Benedetti was protected, perhaps, by the fact that she was in a high-profile relationship with a fellow musician, German cellist Leonard Elschenbroich, from the age of 19. They parted last year.
‘It is a dream scenario of a break-up,’ she says. ‘Our relationship existed on many different levels – we were partners, we performed together, supported each other, we had been at school together, had known each other from being nine and ten years old. Without being together as boyfriend and girlfriend, the rest of the levels on which we communicated still exist.’
Fans held their breath to see if the pair would still play in trios and quartets together and they do. Sometimes he conducts her too. Their music has outlasted their romance. Benedetti sounds like she has a new boyfriend now but is coy about confirming it. ‘Maybe, maybe not, perhaps, perhaps not…’ she smiles.

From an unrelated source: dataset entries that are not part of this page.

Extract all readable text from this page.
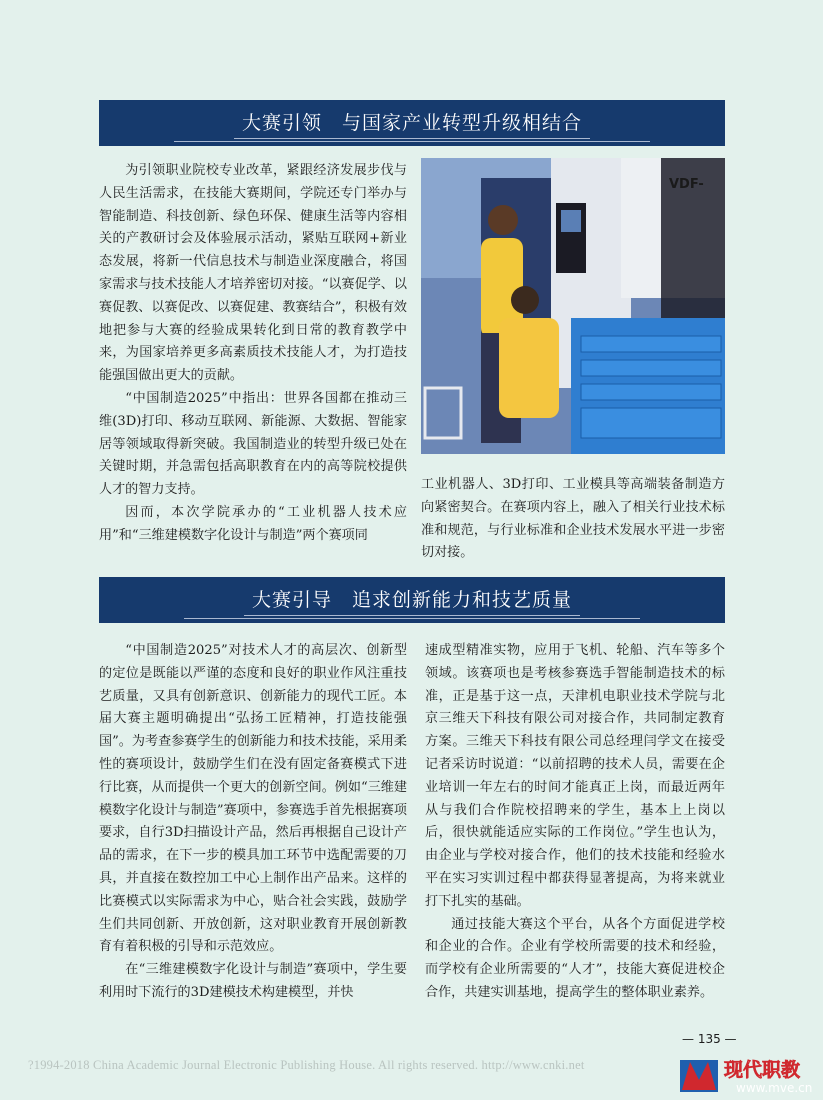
大赛引领　与国家产业转型升级相结合

为引领职业院校专业改革，紧跟经济发展步伐与人民生活需求，在技能大赛期间，学院还专门举办与智能制造、科技创新、绿色环保、健康生活等内容相关的产教研讨会及体验展示活动，紧贴互联网+新业态发展，将新一代信息技术与制造业深度融合，将国家需求与技术技能人才培养密切对接。“以赛促学、以赛促教、以赛促改、以赛促建、教赛结合”，积极有效地把参与大赛的经验成果转化到日常的教育教学中来，为国家培养更多高素质技术技能人才，为打造技能强国做出更大的贡献。

“中国制造2025”中指出：世界各国都在推动三维(3D)打印、移动互联网、新能源、大数据、智能家居等领域取得新突破。我国制造业的转型升级已处在关键时期，并急需包括高职教育在内的高等院校提供人才的智力支持。

因而，本次学院承办的“工业机器人技术应用”和“三维建模数字化设计与制造”两个赛项同

VDF-

工业机器人、3D打印、工业模具等高端装备制造方向紧密契合。在赛项内容上，融入了相关行业技术标准和规范，与行业标准和企业技术发展水平进一步密切对接。

大赛引导　追求创新能力和技艺质量

“中国制造2025”对技术人才的高层次、创新型的定位是既能以严谨的态度和良好的职业作风注重技艺质量，又具有创新意识、创新能力的现代工匠。本届大赛主题明确提出“弘扬工匠精神，打造技能强国”。为考查参赛学生的创新能力和技术技能，采用柔性的赛项设计，鼓励学生们在没有固定备赛模式下进行比赛，从而提供一个更大的创新空间。例如“三维建模数字化设计与制造”赛项中，参赛选手首先根据赛项要求，自行3D扫描设计产品，然后再根据自己设计产品的需求，在下一步的模具加工环节中选配需要的刀具，并直接在数控加工中心上制作出产品来。这样的比赛模式以实际需求为中心，贴合社会实践，鼓励学生们共同创新、开放创新，这对职业教育开展创新教育有着积极的引导和示范效应。

在“三维建模数字化设计与制造”赛项中，学生要利用时下流行的3D建模技术构建模型，并快

速成型精准实物，应用于飞机、轮船、汽车等多个领域。该赛项也是考核参赛选手智能制造技术的标准，正是基于这一点，天津机电职业技术学院与北京三维天下科技有限公司对接合作，共同制定教育方案。三维天下科技有限公司总经理闫学文在接受记者采访时说道：“以前招聘的技术人员，需要在企业培训一年左右的时间才能真正上岗，而最近两年从与我们合作院校招聘来的学生，基本上上岗以后，很快就能适应实际的工作岗位。”学生也认为，由企业与学校对接合作，他们的技术技能和经验水平在实习实训过程中都获得显著提高，为将来就业打下扎实的基础。

通过技能大赛这个平台，从各个方面促进学校和企业的合作。企业有学校所需要的技术和经验，而学校有企业所需要的“人才”，技能大赛促进校企合作，共建实训基地，提高学生的整体职业素养。

— 135 —
?1994-2018 China Academic Journal Electronic Publishing House. All rights reserved. http://www.cnki.net	现代职教
www.mve.cn
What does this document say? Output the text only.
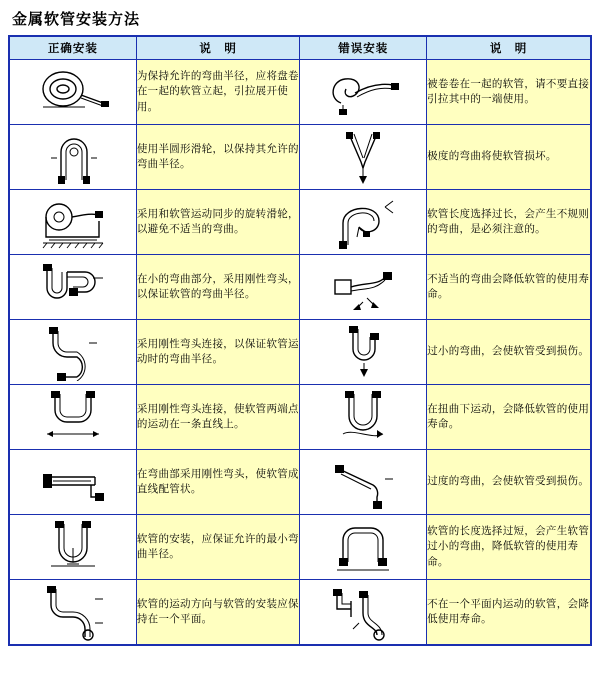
金属软管安装方法
正确安装	说　明	错误安装	说　明

	为保持允许的弯曲半径，应将盘卷在一起的软管立起，引拉展开使用。		被卷卷在一起的软管，请不要直接引拉其中的一端使用。

	使用半圆形滑轮，以保持其允许的弯曲半径。		极度的弯曲将使软管损坏。

	采用和软管运动同步的旋转滑轮，以避免不适当的弯曲。		软管长度选择过长，会产生不规则的弯曲，是必须注意的。

	在小的弯曲部分，采用刚性弯头，以保证软管的弯曲半径。		不适当的弯曲会降低软管的使用寿命。

	采用刚性弯头连接，以保证软管运动时的弯曲半径。		过小的弯曲，会使软管受到损伤。

	采用刚性弯头连接，使软管两端点的运动在一条直线上。		在扭曲下运动，会降低软管的使用寿命。

	在弯曲部采用刚性弯头，使软管成直线配管状。		过度的弯曲，会使软管受到损伤。

	软管的安装，应保证允许的最小弯曲半径。		软管的长度选择过短，会产生软管过小的弯曲，降低软管的使用寿命。

	软管的运动方向与软管的安装应保持在一个平面。		不在一个平面内运动的软管，会降低使用寿命。
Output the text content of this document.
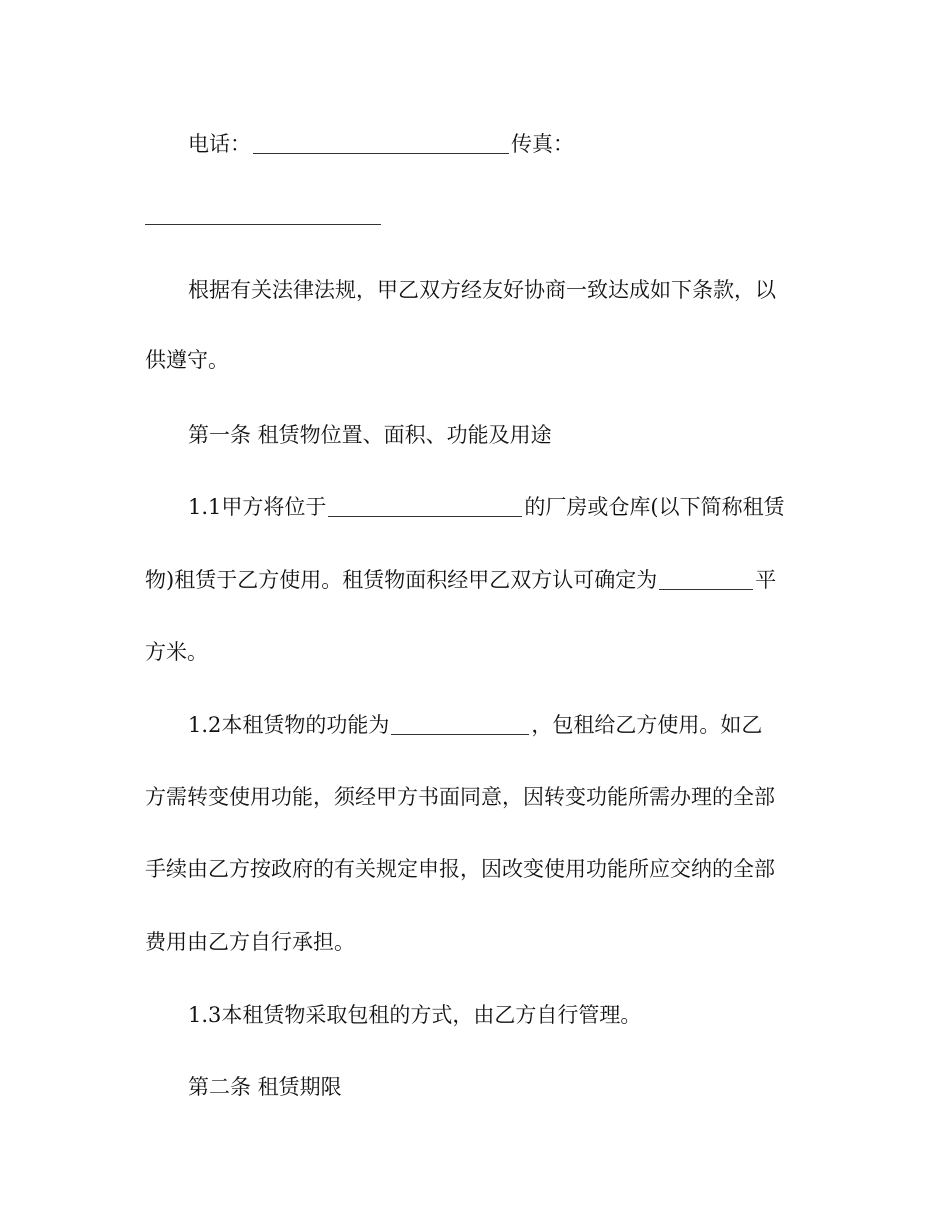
电话：	传真：
根据有关法律法规，甲乙双方经友好协商一致达成如下条款，以
供遵守。
第一条 租赁物位置、面积、功能及用途
1.1甲方将位于	的厂房或仓库(以下简称租赁
物)租赁于乙方使用。租赁物面积经甲乙双方认可确定为	平
方米。
1.2本租赁物的功能为	，包租给乙方使用。如乙
方需转变使用功能，须经甲方书面同意，因转变功能所需办理的全部
手续由乙方按政府的有关规定申报，因改变使用功能所应交纳的全部
费用由乙方自行承担。
1.3本租赁物采取包租的方式，由乙方自行管理。
第二条 租赁期限
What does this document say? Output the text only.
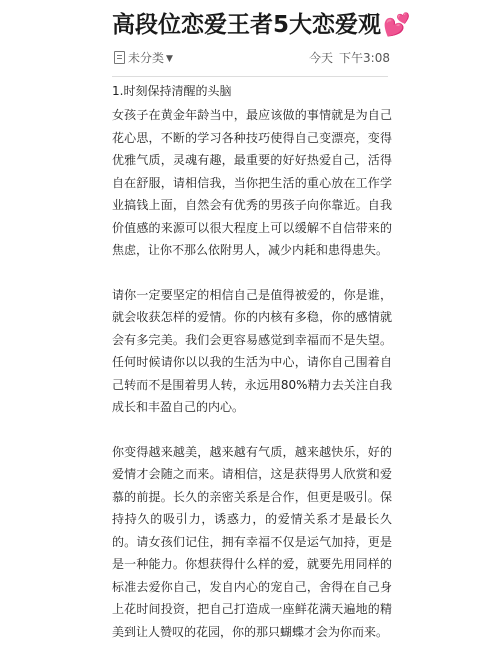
高段位恋爱王者5大恋爱观💕
未分类 ▼	今天 下午3:08
1.时刻保持清醒的头脑

女孩子在黄金年龄当中，最应该做的事情就是为自己花心思，不断的学习各种技巧使得自己变漂亮，变得优雅气质，灵魂有趣，最重要的好好热爱自己，活得自在舒服，请相信我，当你把生活的重心放在工作学业搞钱上面，自然会有优秀的男孩子向你靠近。自我价值感的来源可以很大程度上可以缓解不自信带来的焦虑，让你不那么依附男人，减少内耗和患得患失。

请你一定要坚定的相信自己是值得被爱的，你是谁，就会收获怎样的爱情。你的内核有多稳，你的感情就会有多完美。我们会更容易感觉到幸福而不是失望。任何时候请你以以我的生活为中心，请你自己围着自己转而不是围着男人转，永远用80%精力去关注自我成长和丰盈自己的内心。

你变得越来越美，越来越有气质，越来越快乐，好的爱情才会随之而来。请相信，这是获得男人欣赏和爱慕的前提。长久的亲密关系是合作，但更是吸引。保持持久的吸引力，诱惑力，的爱情关系才是最长久的。请女孩们记住，拥有幸福不仅是运气加持，更是是一种能力。你想获得什么样的爱，就要先用同样的标准去爱你自己，发自内心的宠自己，舍得在自己身上花时间投资，把自己打造成一座鲜花满天遍地的精美到让人赞叹的花园，你的那只蝴蝶才会为你而来。
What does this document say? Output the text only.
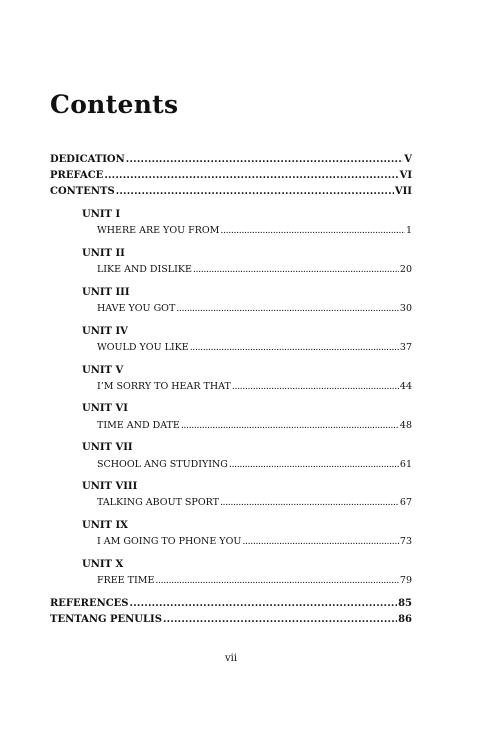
Contents
DEDICATION .....	V
PREFACE .....	VI
CONTENTS .....	VII
UNIT I
WHERE ARE YOU FROM .....	1
UNIT II
LIKE AND DISLIKE .....	20
UNIT III
HAVE YOU GOT .....	30
UNIT IV
WOULD YOU LIKE .....	37
UNIT V
I’M SORRY TO HEAR THAT .....	44
UNIT VI
TIME AND DATE .....	48
UNIT VII
SCHOOL ANG STUDIYING .....	61
UNIT VIII
TALKING ABOUT SPORT .....	67
UNIT IX
I AM GOING TO PHONE YOU .....	73
UNIT X
FREE TIME .....	79
REFERENCES .....	85
TENTANG PENULIS .....	86
vii
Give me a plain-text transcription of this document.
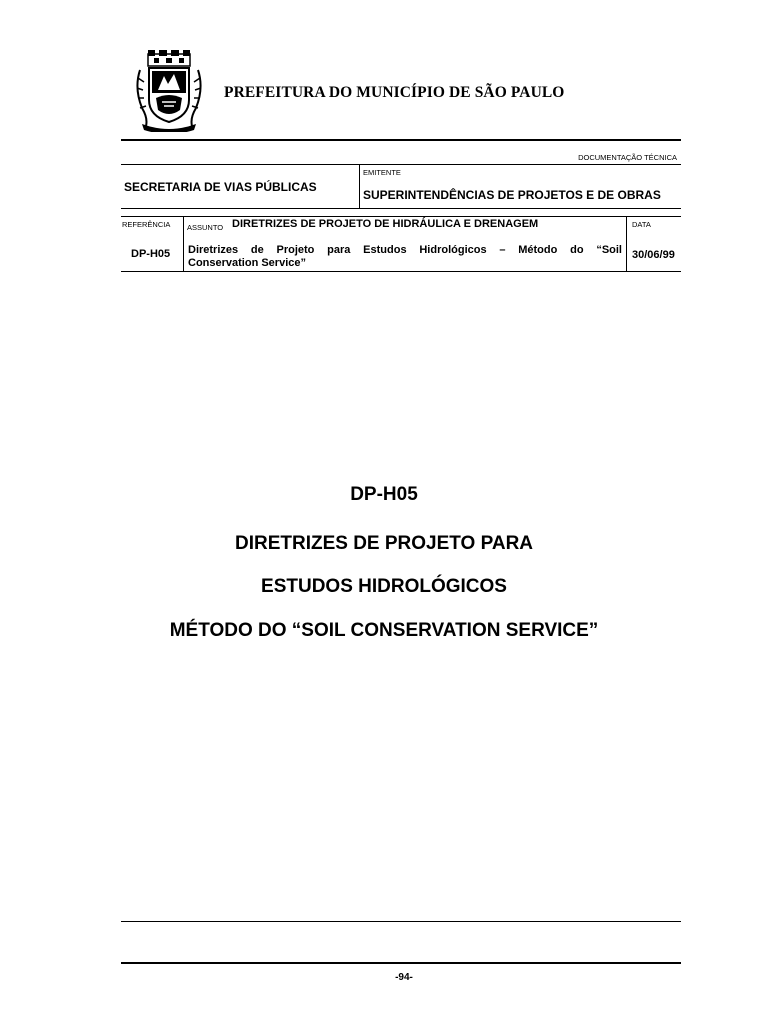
PREFEITURA DO MUNICÍPIO DE SÃO PAULO
DOCUMENTAÇÃO TÉCNICA
SECRETARIA DE VIAS PÚBLICAS
EMITENTE
SUPERINTENDÊNCIAS DE PROJETOS E DE OBRAS
REFERÊNCIA
DP-H05
ASSUNTO DIRETRIZES DE PROJETO DE HIDRÁULICA E DRENAGEM
Diretrizes de Projeto para Estudos Hidrológicos – Método do “Soil
Conservation Service”
DATA
30/06/99
DP-H05
DIRETRIZES DE PROJETO PARA
ESTUDOS HIDROLÓGICOS
MÉTODO DO “SOIL CONSERVATION SERVICE”
-94-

It’s hard to know how she finds time for a love affair as she’s rarely at home and when she is, she’s often preparing and rehearsing up to six hours a day. She relaxes by cooking and catching up with friends. There’s no time for the yoga or pilates which would strengthen her arms, and after 12 years in her flat she’s only just starting to do it up. ‘I haven’t so much as put a new door handle on a cupboard for a decade,’ she says.
The travel is hard going, but she won’t stop and her diary shows concert dates in Toronto, Stockholm, Sydney, Santa Fe, New York, Seattle and Lucerne. Nor will she be trading classical for crossover, the kind of accessible and lucrative classical-lite exemplified by fellow violinist Vanessa-Mae and singer Katherine Jenkins. ‘You increase your sales and a certain type of visibility in front of a mainstream public, but at what point have you sold your soul and sacrificed too much in order to do that?’ she asks.
And as for dumbing down the classic experience: ‘Let’s change the concert halls, put a pop beat under the music, don’t have a silent atmosphere, get everyone to pull out their mobile phones and let them film whatever they want … No! I am not a fan of that. Classical music is bloody difficult to learn and play and it is long form, so the audience has to concentrate to listen to it. I am not an apologist for any of those things.’
She adores the Proms but says classical musicians can feel two ways about its rapidly increasing musical diversity. ‘Things that are traditional and historic fall into the troubled question of how they maintain that and move with the times. Some people can get quite defensive when extremely popular and heavily promoted styles of music make their way into the Proms. I feel different about it every day. I think if people recognise an institution as being open to their persuasions, then they will explore more of that institution, but I don’t believe in a revival and homogenisation of the classical experience.
‘My overriding feeling is that the Proms is the greatest music festival anywhere because of the massive number of people they get in there. It’s friendly. You can go for £6. It’s world-class music yet it’s the opposite of elite.’
Benedetti will be playing there, her violin sitting on her calloused neck, in the kind of va-voom evening dress she thinks the audience deserves, pursuing greatness rather than stardom. On reflection, I reckon those marks could best be described as battle scars.